Answer:
The Opium War, usually referred to as the First Opium War, often referred to as the First Sino-British War or the "Trade War", was an unjust war of aggression launched by Britain against China from 1840 to 1842, and it was also the beginning of China's modern history of humiliation.
In 1840 (the twentieth year of Daoguang), the British government decided to send an expeditionary force to invade China under the pretext of Lin Zexu's Humen selling tobacco. In June 1840, 47 British warships and 4,000 army troops, led by Rear Admiral George Yilu and Commercial Supervisor Yi Lu in China, arrived outside the mouth of the Pearl River in Guangdong one after another, blockaded Haikou, and the Opium War began.

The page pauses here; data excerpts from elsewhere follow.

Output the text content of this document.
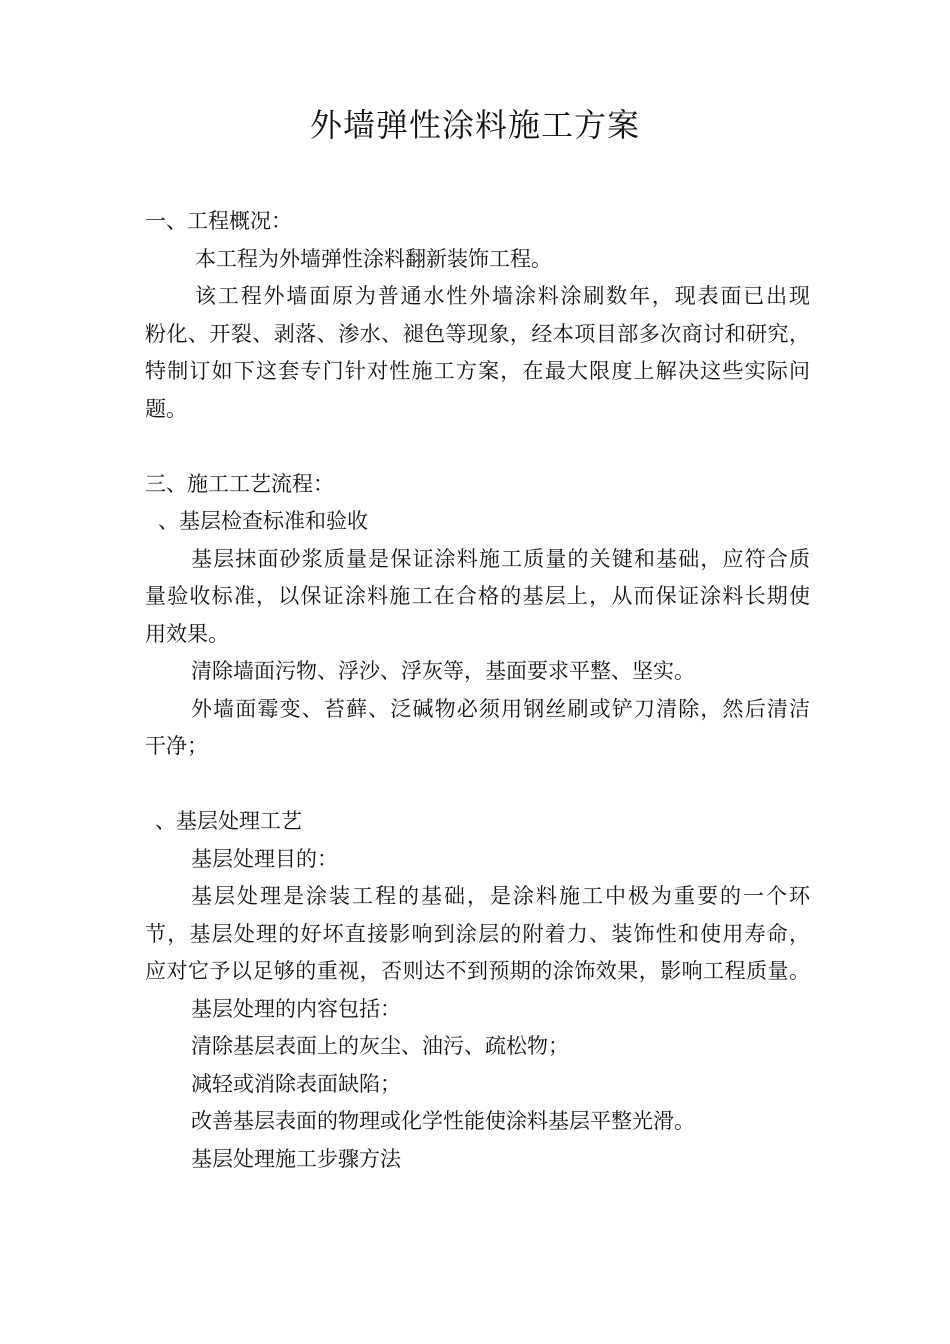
外墙弹性涂料施工方案
一、工程概况：
本工程为外墙弹性涂料翻新装饰工程。
该工程外墙面原为普通水性外墙涂料涂刷数年，现表面已出现
粉化、开裂、剥落、渗水、褪色等现象，经本项目部多次商讨和研究，
特制订如下这套专门针对性施工方案，在最大限度上解决这些实际问
题。
三、施工工艺流程：
、基层检查标准和验收
基层抹面砂浆质量是保证涂料施工质量的关键和基础，应符合质
量验收标准，以保证涂料施工在合格的基层上，从而保证涂料长期使
用效果。
清除墙面污物、浮沙、浮灰等，基面要求平整、坚实。
外墙面霉变、苔藓、泛碱物必须用钢丝刷或铲刀清除，然后清洁
干净；
、基层处理工艺
基层处理目的：
基层处理是涂装工程的基础，是涂料施工中极为重要的一个环
节，基层处理的好坏直接影响到涂层的附着力、装饰性和使用寿命，
应对它予以足够的重视，否则达不到预期的涂饰效果，影响工程质量。
基层处理的内容包括：
清除基层表面上的灰尘、油污、疏松物；
减轻或消除表面缺陷；
改善基层表面的物理或化学性能使涂料基层平整光滑。
基层处理施工步骤方法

The Opium War ended with China losing and paying reparations to cede land. China and Britain signed the Treaty of Nanjing, the first unequal treaty in China's history that lost power and humiliated the country. China began to cede land to foreign countries, pay reparations, and negotiate tariffs, seriously jeopardizing China's sovereignty, began to degenerate into a semi-colonial and semi-feudal society, lost its independent status, and promoted the disintegration of the small-scale peasant economy. At the same time, the Opium War also opened a new chapter in the history of the resistance of the Chinese people to foreign aggression in modern times.